During his time as leader of The Nation of Islam, Muhammad had developed the Nation of Islam from a small movement in Detroit to an empire consisting of banks, schools, restaurants and stores across 46 cities in America. The Nation also owned over 15,000 acres of farmland, their own truck- and air- transport systems, as well as a publishing company that printed the country's largest Black newspaper.

By the 1970s, the Nation of Islam owned bakeries, barber shops, coffee shops, grocery stores, laundromats, a printing plant, retail stores, numerous real estate holdings, and a fleet of tractor trailers, plus farmland in Michigan, Alabama, and Georgia. In 1972 the Nation of Islam took controlling interest in a bank, the Guaranty Bank and Trust Co. Nation of Islam-owned schools expanded until, by 1974, the group had established schools in 47 cities throughout the United States. In 1972, Muhammad told followers that the Nation of Islam had a net worth of $75 million.

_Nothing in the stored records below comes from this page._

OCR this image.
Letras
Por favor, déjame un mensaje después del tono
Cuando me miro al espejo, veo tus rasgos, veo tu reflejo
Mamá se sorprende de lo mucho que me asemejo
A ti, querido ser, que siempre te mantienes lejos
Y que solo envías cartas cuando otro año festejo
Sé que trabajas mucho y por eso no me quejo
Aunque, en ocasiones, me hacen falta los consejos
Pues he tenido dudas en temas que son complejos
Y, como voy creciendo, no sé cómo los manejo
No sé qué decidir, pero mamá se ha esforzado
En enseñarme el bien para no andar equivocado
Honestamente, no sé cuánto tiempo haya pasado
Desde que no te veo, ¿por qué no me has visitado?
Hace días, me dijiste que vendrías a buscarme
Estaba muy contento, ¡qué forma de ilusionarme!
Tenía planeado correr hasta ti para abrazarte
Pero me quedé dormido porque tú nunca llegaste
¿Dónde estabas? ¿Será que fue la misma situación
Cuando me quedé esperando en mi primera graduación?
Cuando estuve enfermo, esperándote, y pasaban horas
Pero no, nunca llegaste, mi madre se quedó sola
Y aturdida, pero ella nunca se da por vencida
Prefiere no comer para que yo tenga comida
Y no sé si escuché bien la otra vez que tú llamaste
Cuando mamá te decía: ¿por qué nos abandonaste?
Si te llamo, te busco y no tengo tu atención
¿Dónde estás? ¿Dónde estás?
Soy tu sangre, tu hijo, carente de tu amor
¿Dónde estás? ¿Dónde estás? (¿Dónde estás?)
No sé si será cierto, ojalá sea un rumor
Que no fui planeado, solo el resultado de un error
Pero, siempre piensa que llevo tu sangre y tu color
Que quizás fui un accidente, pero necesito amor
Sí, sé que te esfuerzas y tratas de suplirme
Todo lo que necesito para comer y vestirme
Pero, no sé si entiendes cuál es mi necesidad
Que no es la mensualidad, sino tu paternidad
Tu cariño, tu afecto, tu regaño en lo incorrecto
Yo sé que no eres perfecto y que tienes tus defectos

In the early 1960’s, the popular magazine, Reader’s Digest called him “The Most Powerful Black Man in America.”  In 1962, American author and social critique, James Baldwin wrote in his #1 Best Seller, Fire Next Time, “Elijah Muhammad has been able to do what generations of welfare workers and committees and resolutions and reports and housing projects and playgrounds have failed to do:

To heal and redeem drunkards and junkies, to convert people who came out of prison and to keep them out; to make men chaste and women virtuous and to invest both the male and the female with a pride and serenity that hang about them like an unfailing light.  He has done all these things, which our Christian church has spectacularly failed to do.” (p. 72).